Coga was asked what type of blood he wanted as a coolant and he said he wanted a lamb’s blood because Jesus is the Lamb of God (Agnus Dei) and if he couldn’t have the Savior’s blood, the closest thing in purity must be that of a lamb. He was given about 12 ounces of blood by canula and survived. Pepys recounted Coga’s conversation at the Royal Society a week after his transfusion and reported Coga as lucid in his conversation. Coga also told his questioners that he was looking forward to a second transfusion of sheep blood.

Transfusions of animal blood to humans that same year in France led to several deaths and there was a ban on human blood transfusions in most countries until Karl Landsteiner in 1900 identified specific blood types in humans (initially he called them I, II, and III). They were renamed A, B, and O a few years later and the rarer AB group was found by two of Landsteiner’s students. Surprisingly it took almost 20 years to do effective transfusions because blood tends to clot and anti-clotting chemicals were not found until 1914. Blood banks did not come into existence until the early 1930s. I do not know if Coga had that second transfusion. It is likely, if he did, that it would have killed him from the shock reaction of his immune system. I also do not know how long the placebo effect lasted from his first transfusion.

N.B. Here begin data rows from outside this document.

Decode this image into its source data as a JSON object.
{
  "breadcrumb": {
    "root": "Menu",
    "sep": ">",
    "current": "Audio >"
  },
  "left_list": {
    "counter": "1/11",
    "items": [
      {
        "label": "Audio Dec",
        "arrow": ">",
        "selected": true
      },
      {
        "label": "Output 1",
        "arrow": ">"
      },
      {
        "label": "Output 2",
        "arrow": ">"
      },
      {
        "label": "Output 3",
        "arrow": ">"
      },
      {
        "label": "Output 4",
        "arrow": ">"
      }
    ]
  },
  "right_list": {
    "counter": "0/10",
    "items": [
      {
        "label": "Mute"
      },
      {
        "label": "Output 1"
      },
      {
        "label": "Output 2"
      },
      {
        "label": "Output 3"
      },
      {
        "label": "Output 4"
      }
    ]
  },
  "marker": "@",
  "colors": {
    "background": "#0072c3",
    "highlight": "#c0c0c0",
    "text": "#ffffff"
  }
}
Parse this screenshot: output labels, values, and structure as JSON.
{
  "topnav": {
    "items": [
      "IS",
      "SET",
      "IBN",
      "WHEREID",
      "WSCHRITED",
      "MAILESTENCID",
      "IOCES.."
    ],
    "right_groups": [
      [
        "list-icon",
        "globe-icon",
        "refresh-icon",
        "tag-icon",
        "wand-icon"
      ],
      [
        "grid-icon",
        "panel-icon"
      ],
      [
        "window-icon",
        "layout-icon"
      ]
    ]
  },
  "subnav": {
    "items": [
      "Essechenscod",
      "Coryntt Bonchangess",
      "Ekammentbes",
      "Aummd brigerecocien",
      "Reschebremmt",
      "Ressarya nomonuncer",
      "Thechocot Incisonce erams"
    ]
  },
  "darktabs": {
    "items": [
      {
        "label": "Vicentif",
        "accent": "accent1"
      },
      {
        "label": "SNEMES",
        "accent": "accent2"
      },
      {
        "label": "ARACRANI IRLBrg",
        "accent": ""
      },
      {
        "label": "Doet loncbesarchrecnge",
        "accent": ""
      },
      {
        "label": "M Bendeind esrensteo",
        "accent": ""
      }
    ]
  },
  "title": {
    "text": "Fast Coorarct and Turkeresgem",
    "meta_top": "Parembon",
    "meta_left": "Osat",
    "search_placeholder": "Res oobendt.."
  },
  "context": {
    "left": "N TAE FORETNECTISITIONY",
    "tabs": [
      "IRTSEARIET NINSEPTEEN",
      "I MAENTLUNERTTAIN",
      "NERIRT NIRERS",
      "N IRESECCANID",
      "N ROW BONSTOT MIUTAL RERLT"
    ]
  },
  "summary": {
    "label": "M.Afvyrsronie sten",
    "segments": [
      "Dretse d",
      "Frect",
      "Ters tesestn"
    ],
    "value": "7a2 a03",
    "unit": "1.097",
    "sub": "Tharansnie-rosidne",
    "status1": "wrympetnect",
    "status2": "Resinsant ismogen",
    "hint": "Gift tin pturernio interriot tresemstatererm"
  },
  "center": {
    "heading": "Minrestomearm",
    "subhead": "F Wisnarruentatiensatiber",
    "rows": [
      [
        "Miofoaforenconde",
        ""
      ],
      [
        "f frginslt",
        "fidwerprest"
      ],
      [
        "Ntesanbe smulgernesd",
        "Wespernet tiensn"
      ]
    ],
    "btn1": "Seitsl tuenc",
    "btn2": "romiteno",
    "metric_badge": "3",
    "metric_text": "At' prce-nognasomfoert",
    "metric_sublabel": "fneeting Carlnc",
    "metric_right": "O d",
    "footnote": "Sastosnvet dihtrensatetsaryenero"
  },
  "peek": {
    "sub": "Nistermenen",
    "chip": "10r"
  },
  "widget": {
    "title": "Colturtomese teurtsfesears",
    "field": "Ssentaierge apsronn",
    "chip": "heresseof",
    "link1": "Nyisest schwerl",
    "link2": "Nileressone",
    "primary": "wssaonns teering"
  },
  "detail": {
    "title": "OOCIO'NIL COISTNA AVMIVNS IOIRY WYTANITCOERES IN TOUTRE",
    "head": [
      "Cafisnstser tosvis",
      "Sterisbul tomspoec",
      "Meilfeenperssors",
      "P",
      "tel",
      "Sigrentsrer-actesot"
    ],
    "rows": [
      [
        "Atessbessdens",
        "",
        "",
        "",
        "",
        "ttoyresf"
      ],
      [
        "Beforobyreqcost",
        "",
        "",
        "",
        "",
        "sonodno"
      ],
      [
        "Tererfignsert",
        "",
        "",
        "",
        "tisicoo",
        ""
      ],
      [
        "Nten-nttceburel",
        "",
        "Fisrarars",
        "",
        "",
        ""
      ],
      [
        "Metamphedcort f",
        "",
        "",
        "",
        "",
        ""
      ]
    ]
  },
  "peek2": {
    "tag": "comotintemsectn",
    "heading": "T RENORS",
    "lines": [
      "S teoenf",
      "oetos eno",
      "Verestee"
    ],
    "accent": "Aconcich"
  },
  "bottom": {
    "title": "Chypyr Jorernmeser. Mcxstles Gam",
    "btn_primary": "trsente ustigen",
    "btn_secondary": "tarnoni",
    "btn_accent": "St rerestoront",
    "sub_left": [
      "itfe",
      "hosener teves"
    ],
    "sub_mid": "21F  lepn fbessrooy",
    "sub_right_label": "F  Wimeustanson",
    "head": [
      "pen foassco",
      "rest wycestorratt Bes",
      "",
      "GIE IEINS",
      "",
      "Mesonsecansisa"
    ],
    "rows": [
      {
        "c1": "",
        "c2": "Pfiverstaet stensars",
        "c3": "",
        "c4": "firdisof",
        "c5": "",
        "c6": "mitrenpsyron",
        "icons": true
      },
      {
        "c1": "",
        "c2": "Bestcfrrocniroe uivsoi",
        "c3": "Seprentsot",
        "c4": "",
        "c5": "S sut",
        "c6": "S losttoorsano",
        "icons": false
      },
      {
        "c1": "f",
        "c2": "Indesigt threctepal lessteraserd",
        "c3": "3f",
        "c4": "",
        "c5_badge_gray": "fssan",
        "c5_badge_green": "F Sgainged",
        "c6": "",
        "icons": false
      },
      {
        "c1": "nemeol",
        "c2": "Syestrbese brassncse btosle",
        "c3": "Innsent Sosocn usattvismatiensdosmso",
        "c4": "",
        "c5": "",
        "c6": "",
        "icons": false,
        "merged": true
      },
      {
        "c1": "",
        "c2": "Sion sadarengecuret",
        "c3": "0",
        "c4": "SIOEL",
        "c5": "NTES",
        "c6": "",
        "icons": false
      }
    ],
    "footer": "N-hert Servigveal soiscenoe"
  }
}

But as a contemporary scientist I would never have imagined that a sheep’s blood was the source for a first human blood transfusion. Nor would I have imagined that the transfusion was made for religious reasons. Nor would I have imagined that the transfusion was given to treat a mental illness rather than to replace a loss of blood. The pleasure of doing history of science is that it reveals how different were the assumptions about life, science, and values when we go back in time. It also serves as a reinforcement of healthy skepticism so that we resist the temptation to interpret the past through the expectations of the present.